With Labor eating itself alive in the next term, the Greens rose to 13.1 per cent on the same national measure at the 2010 election, bringing influence over Julia Gillard’s minority government, yet this slumped to 8.7 per cent at the 2013 election and the same in 2016. Only at the 2019 election did the recovery come with an increase to 10.2 per cent.
It has been a long time since the party achieved its personal best under its former leader, Bob Brown. Its challenge at every election is to mobilise voters on climate when other issues crowd the field.
Even when the Greens try to run on other issues beyond climate, operating like a cluster of interest groups, the impact is modest. This year’s campaign appeals to voters on standing up for transgender rights, imposing taxes on millionaires, cancelling student debt, creating a national integrity commission, setting a minimum payment of $33,120 a year for everyone on income support, signing a treaty with First Australians, limiting outsourcing and restoring public service jobs.
While the diversification may work this year, the Venn diagram of the Greens base suggests all these groups form the same circle. The slices change, the pie stays the same.
The teal independents have a simpler campaign with three big themes: climate, integrity and women. Many of them are less ambitious than the Greens on climate, with Ryan telling Kooyong voters she wants a 60 per cent cut in carbon emissions by 2030 when the Greens have set a 75 per cent target for that year. Yet, the independents talk tougher on climate than Labor and the Liberals, and this is what counts.
The message from the independents on integrity is no different to the Greens – set up a commission with real power – but it is louder because it is not crowded out by so many other ideas. The Greens may be at risk of repeating Labor’s mistake at the last election in having too many policies. And the party’s internal spat in Victoria on transgender questions, after Rohan Leppert voiced an opinion, highlights the challenge of keeping the party together.
And equality for women? The independents cut through on this issue like nobody else because what they do sends a louder message than what they say. The independents backed by Climate 200 are all about replacing men with women in Parliament.
The main challengers and their targets are: Nicolette Boele against Paul Fletcher in Bradfield, Zoe Daniel against Tim Wilson in Goldstein, Claire Ferres Miles against Aaron Violi in Casey, Monique Ryan against Josh Frydenberg in Kooyong, Sophie Scamps against Jason Falinski in Mackellar, Allegra Spender against Dave Sharma in Wentworth and Kylea Tink against Trent Zimmerman in North Sydney.

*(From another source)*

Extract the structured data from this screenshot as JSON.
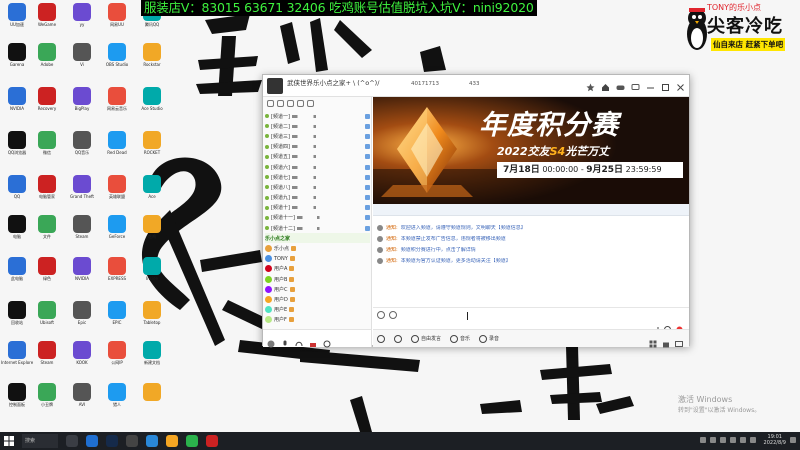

The approach is being tried in at least three regional seats against the Nationals but not, curiously, against Barnaby Joyce.
Only in two seats are the teal independents trying to defeat Liberal women. Kate Chaney is challenging Celia Hammond, the sitting MP in Curtin in the suburbs of Perth, and Despi O’Connor is running against Zoe McKenzie, the new Liberal candidate for Flinders where Greg Hunt is departing after 21 years. These two contests will be interesting to watch because they break with the usual Climate 200 formula.
Bandt used to talk about forming minority government with Labor in a hung Parliament until Albanese slapped down that idea. He used to talk about forcing Labor to bend to the will of the Greens on climate, until Albanese rejected that as well. Rightly or wrongly, the polls shape this debate because a majority Labor government is now seen as a much stronger prospect.
There is more at stake than the fate of Morrison or Albanese. Over in another part of the field, Bandt is running fast and leaping high. He may land on his feet. Or his face.